The Texas statute, while not so explicit, must receive a similar interpretation. It is incredible that the statute was intended to place the holder of an unrecorded agreement for a mortgage in a better position than the holder of an unrecorded mortgage formally executed. See Boyce v. Shiver, 3 S.C. 515, 529. No Texas cases have been adduced inconsistent with this conclusion, which accords with the rule prevailing generally in other states. See Jones, Mortgages (8th Ed.) § 591; Luch's Appeal, 44 Pa. 519; Putnam v. White, 76 Me. 551. We hold, therefore, that for lack of record the equitable mortgage was not enforceable against the trustee in bankruptcy, and the decree below was erroneous in sustaining it with respect to the real estate.

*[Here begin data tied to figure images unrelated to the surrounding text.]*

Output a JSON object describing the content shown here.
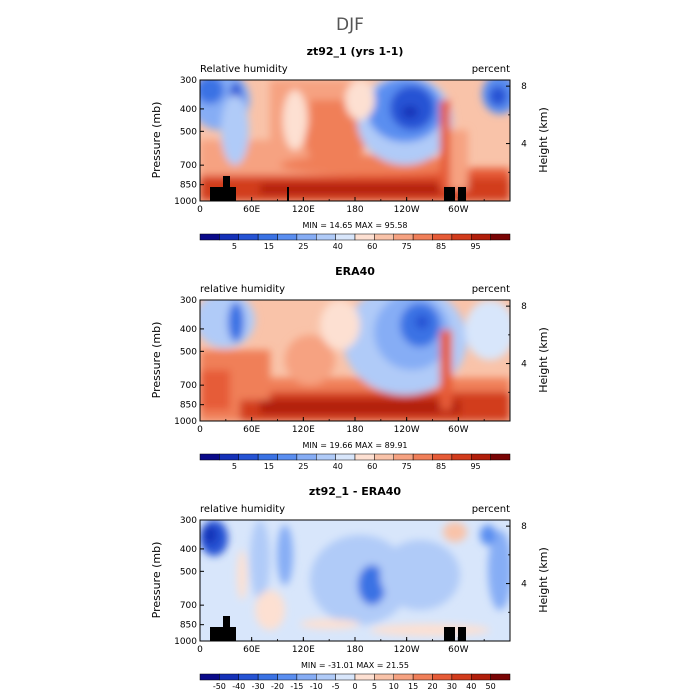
{
  "figure_title": "DJF",
  "panels": [
    {
      "title": "zt92_1 (yrs 1-1)",
      "left_label": "Relative humidity",
      "right_label": "percent",
      "min_max": "MIN =   14.65   MAX =   95.58"
    },
    {
      "title": "ERA40",
      "left_label": "relative humidity",
      "right_label": "percent",
      "min_max": "MIN =   19.66   MAX =   89.91"
    },
    {
      "title": "zt92_1 - ERA40",
      "left_label": "relative humidity",
      "right_label": "percent",
      "min_max": "MIN =  -31.01   MAX =   21.55"
    }
  ],
  "axes": {
    "ylabel": "Pressure  (mb)",
    "y2label": "Height  (km)"
  },
  "colors": {
    "blue_deep": "#08088c",
    "blue_mid": "#2f62d6",
    "blue_light": "#a7c4f0",
    "white": "#ffffff",
    "red_light": "#f7b9a0",
    "red_mid": "#e8572f",
    "red_deep": "#7a0505"
  },
  "chart_data": [
    {
      "type": "heatmap",
      "title": "zt92_1 (yrs 1-1)",
      "ylabel": "Pressure  (mb)",
      "y2label": "Height  (km)",
      "x_ticks": [
        "0",
        "60E",
        "120E",
        "180",
        "120W",
        "60W"
      ],
      "x_tick_lon": [
        0,
        60,
        120,
        180,
        240,
        300
      ],
      "xlim": [
        0,
        360
      ],
      "y_ticks": [
        "300",
        "400",
        "500",
        "700",
        "850",
        "1000"
      ],
      "y_tick_p": [
        300,
        400,
        500,
        700,
        850,
        1000
      ],
      "ylim": [
        1000,
        300
      ],
      "y2_ticks": [
        "8",
        "4"
      ],
      "y2_tick_km": [
        8,
        4
      ],
      "min": 14.65,
      "max": 95.58,
      "colorbar_labels": [
        "5",
        "15",
        "25",
        "40",
        "60",
        "75",
        "85",
        "95"
      ],
      "colorbar_levels": 16,
      "colorbar_palette": [
        "#0a0a8a",
        "#1431b8",
        "#2553d4",
        "#3a72e4",
        "#5a8ef0",
        "#86adf5",
        "#b0cbf8",
        "#d8e6fb",
        "#fde0d2",
        "#f9c3a9",
        "#f6a281",
        "#f07f59",
        "#e65b37",
        "#d23c1c",
        "#b11e0b",
        "#7a0505"
      ]
    },
    {
      "type": "heatmap",
      "title": "ERA40",
      "ylabel": "Pressure  (mb)",
      "y2label": "Height  (km)",
      "x_ticks": [
        "0",
        "60E",
        "120E",
        "180",
        "120W",
        "60W"
      ],
      "x_tick_lon": [
        0,
        60,
        120,
        180,
        240,
        300
      ],
      "xlim": [
        0,
        360
      ],
      "y_ticks": [
        "300",
        "400",
        "500",
        "700",
        "850",
        "1000"
      ],
      "y_tick_p": [
        300,
        400,
        500,
        700,
        850,
        1000
      ],
      "ylim": [
        1000,
        300
      ],
      "y2_ticks": [
        "8",
        "4"
      ],
      "y2_tick_km": [
        8,
        4
      ],
      "min": 19.66,
      "max": 89.91,
      "colorbar_labels": [
        "5",
        "15",
        "25",
        "40",
        "60",
        "75",
        "85",
        "95"
      ],
      "colorbar_levels": 16,
      "colorbar_palette": [
        "#0a0a8a",
        "#1431b8",
        "#2553d4",
        "#3a72e4",
        "#5a8ef0",
        "#86adf5",
        "#b0cbf8",
        "#d8e6fb",
        "#fde0d2",
        "#f9c3a9",
        "#f6a281",
        "#f07f59",
        "#e65b37",
        "#d23c1c",
        "#b11e0b",
        "#7a0505"
      ]
    },
    {
      "type": "heatmap",
      "title": "zt92_1 - ERA40",
      "ylabel": "Pressure  (mb)",
      "y2label": "Height  (km)",
      "x_ticks": [
        "0",
        "60E",
        "120E",
        "180",
        "120W",
        "60W"
      ],
      "x_tick_lon": [
        0,
        60,
        120,
        180,
        240,
        300
      ],
      "xlim": [
        0,
        360
      ],
      "y_ticks": [
        "300",
        "400",
        "500",
        "700",
        "850",
        "1000"
      ],
      "y_tick_p": [
        300,
        400,
        500,
        700,
        850,
        1000
      ],
      "ylim": [
        1000,
        300
      ],
      "y2_ticks": [
        "8",
        "4"
      ],
      "y2_tick_km": [
        8,
        4
      ],
      "min": -31.01,
      "max": 21.55,
      "colorbar_labels": [
        "-50",
        "-40",
        "-30",
        "-20",
        "-15",
        "-10",
        "-5",
        "0",
        "5",
        "10",
        "15",
        "20",
        "30",
        "40",
        "50"
      ],
      "colorbar_levels": 16,
      "colorbar_palette": [
        "#0a0a8a",
        "#1431b8",
        "#2553d4",
        "#3a72e4",
        "#5a8ef0",
        "#86adf5",
        "#b0cbf8",
        "#d8e6fb",
        "#fde0d2",
        "#f9c3a9",
        "#f6a281",
        "#f07f59",
        "#e65b37",
        "#d23c1c",
        "#b11e0b",
        "#7a0505"
      ]
    }
  ]
}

As to the shares of stock, the decree of foreclosure was correct. The certificates were delivered into the possession of Dunbaugh at the execution of the agreement of January 20, 1927. This constituted a valid pledge; when possession is given, there is no requirement that the instrument be filed for record. See section 230, N.Y. Lien Law. The trustee's contention that the pledge was subsequently surrendered by reason of the agreement introduced as Exhibit 6, the details of which need not be here stated, is without merit.
The decree of the District Court is reversed as to the lands and in other respects is affirmed. Costs in this court are to be taxed against the plaintiff below.